The nineteenth century Italian economist Vilfredo Pareto made the startling discovery that 80% of land in England was owned by just 20% of the population. Even more remarkably,this extraordinary skewness seemed constant across different countries and historical epochs. The 80/20 relationship was replicated in all kinds of economic, commercial and social processes. In many cases just the "vital few" 20% of inputs are responsible for delivering 80% of outputs.

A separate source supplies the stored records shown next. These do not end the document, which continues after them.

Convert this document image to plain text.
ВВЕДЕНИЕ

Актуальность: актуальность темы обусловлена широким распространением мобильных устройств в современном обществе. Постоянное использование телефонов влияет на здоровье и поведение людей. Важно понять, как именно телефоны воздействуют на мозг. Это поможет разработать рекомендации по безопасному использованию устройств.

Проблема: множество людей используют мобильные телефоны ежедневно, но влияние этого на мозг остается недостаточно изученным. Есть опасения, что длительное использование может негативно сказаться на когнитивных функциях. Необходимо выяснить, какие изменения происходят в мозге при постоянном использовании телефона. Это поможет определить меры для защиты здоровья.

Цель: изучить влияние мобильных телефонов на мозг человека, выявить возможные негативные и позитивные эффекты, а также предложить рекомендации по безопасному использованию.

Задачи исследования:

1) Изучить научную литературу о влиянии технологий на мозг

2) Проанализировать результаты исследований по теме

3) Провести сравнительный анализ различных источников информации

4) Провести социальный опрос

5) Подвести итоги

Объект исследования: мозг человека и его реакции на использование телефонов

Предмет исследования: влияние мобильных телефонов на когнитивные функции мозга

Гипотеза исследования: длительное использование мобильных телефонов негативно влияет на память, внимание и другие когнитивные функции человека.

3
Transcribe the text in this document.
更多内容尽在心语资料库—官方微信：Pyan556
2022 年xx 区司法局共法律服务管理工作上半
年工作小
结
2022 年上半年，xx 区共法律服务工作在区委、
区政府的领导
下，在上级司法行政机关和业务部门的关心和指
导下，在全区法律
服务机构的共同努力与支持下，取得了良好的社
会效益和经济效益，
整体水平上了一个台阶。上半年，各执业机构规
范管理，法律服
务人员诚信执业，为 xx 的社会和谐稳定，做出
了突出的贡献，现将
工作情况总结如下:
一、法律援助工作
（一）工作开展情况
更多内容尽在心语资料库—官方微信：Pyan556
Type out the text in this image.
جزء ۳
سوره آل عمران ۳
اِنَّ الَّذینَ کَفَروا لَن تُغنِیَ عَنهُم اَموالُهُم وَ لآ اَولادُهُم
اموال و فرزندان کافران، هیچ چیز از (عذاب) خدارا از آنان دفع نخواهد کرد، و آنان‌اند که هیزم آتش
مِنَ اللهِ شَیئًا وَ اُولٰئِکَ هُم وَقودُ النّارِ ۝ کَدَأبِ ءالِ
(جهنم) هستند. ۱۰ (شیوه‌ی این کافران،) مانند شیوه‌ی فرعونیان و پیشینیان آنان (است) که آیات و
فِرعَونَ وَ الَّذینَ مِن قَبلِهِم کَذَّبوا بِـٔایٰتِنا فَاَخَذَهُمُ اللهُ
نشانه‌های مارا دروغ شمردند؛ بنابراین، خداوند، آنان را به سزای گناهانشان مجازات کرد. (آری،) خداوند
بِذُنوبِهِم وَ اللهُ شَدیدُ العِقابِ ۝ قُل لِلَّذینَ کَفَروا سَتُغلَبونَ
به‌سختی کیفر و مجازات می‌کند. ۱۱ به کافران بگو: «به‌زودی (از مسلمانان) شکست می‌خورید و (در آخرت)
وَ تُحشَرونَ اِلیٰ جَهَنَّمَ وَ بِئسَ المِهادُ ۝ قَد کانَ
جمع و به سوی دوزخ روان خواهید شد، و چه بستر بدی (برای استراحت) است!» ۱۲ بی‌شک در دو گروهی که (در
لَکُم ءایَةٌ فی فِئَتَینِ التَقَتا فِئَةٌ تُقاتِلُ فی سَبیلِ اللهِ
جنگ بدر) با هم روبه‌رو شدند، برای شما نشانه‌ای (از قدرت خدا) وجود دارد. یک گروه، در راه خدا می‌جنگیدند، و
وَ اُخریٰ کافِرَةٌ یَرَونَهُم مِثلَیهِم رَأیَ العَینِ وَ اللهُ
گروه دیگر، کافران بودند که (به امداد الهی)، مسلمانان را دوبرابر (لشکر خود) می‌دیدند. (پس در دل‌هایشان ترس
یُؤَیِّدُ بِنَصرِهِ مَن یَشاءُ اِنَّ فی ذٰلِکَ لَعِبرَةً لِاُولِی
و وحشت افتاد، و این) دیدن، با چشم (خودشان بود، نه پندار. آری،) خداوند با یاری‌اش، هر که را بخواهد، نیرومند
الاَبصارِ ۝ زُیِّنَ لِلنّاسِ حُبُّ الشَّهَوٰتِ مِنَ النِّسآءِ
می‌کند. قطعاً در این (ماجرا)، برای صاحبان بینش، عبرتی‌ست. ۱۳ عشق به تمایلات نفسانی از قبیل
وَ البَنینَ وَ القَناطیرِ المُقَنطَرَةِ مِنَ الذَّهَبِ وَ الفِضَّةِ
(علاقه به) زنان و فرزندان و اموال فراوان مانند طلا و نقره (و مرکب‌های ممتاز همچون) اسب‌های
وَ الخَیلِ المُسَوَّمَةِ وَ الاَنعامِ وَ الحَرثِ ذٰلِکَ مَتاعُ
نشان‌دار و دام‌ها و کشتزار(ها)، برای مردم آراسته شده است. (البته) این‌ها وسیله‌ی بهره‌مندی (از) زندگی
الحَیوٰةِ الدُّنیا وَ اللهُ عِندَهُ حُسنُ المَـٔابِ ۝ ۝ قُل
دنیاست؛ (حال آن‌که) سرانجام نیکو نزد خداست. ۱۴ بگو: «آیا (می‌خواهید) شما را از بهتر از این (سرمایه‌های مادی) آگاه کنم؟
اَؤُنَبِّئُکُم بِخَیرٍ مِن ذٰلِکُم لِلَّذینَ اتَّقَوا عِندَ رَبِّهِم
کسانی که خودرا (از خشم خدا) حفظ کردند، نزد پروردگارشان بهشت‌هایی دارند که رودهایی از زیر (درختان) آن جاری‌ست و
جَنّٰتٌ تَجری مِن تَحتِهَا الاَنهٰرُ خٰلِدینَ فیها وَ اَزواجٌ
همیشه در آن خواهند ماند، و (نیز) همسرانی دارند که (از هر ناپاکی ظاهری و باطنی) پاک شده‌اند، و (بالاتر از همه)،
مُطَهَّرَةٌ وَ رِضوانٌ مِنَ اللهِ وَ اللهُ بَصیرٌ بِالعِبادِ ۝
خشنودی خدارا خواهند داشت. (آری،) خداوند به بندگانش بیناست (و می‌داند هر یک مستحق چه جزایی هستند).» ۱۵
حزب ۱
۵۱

The influential American quality expert Joseph Juran developed the concept of "Pareto analysis" in post-war Europe. Business processes could be analysed using a cumulative percentage bar chart to identify the key drivers of any business process. Many businesses make the astonishing discovery that a tiny minority of products or customers may account for the lion's share of their profits. The 80/20 analysis can also be used to identify errors that drive a Y=f(x) relationships. Which are the key errors that account for the majority of the process variation or non-conformance in a commercial process?

Some experts such as Richard Koch have applied 80/20 analysis more widely. They argue that 80% of the productive value in any enterprise is delivered by a tiny minority of the workforce. In more fluid markets, such as competitive sports, this discrepancy is rewarded by the market in the form of a steep pyramid of rewards, with lucrative pay checks for the elite and minimum age for the mass. In a large multi-divisional corporation, the value provided by each individual may be much harder to calculate. Nonetheless it is important for any business to accurately assess and effectively deploy the human resources at its disposal and 80/20 analysis can play a key role in identifying the real "rain makers" in any office.

5S Lean Management

The 5S system can be applied not just in Japanese factories but in the typically cluttered Western workplace. There is great fluidity and benefit from precision and order in any workspace and the tenets of 5S offer a powerful framework for efficient work flow management.

The first phase of "5S lean" is Sorting, which involves separating the wheat from the chaff and eliminating all unnecessary items. This is followed by Simplifying, where all items should be placed in a discrete home that maximises work flow. This phase is often summarised by the mantra "A place for everything and everything in its place". Lean thinking focuses on the totality of the process flow and the elimination of bottlenecks, and optimising the physical placement of resources helps achieve this.

Next, the work area should be kept clean through Sweeping. Perhaps the best example in a modern office environment is a "clean desk policy" that must be applied at the end of the working day. Each workplace should be given standard written operating procedures and finally the gain must be sustained. A short burst of enthusiasm for 5S lean thinking during an annual tidying exercise is of no use if the discipline is not consistently maintained on a daily basis. Any Six Sigma yellow belt program needs perseverance and determination to succeed.

This is where lean tools and ideas have to make the conceptual leap from practical methods that people use, to being part of a deep underlying culture of quality. This can be assisted by integrating a "visual factory" into the workplace, so that Yamazumi Boards and Kanban signals are a permanent and inescapable visual reminder of quality. Yet cultural change, as Deming and so many other quality experts realised, is of course the hardest form of change to realise.


More Lean Tools

Many other lean tools can be easily applied in any workplace, from process analysis and value chain mapping to the use of Ishikawa or "fishbone" diagrams for root cause analysis. Most businesses would benefit from a Failure Modes and Effect Analysis, or FMEA. This should not be the province of aerospace engineers! Equally the "theory of constraints" (Goldratt) should have a much wider application than the factory floor. Effective time management is of course essential to make all of these ideas work. Some of these lean tools will be explained more fully in future hubs.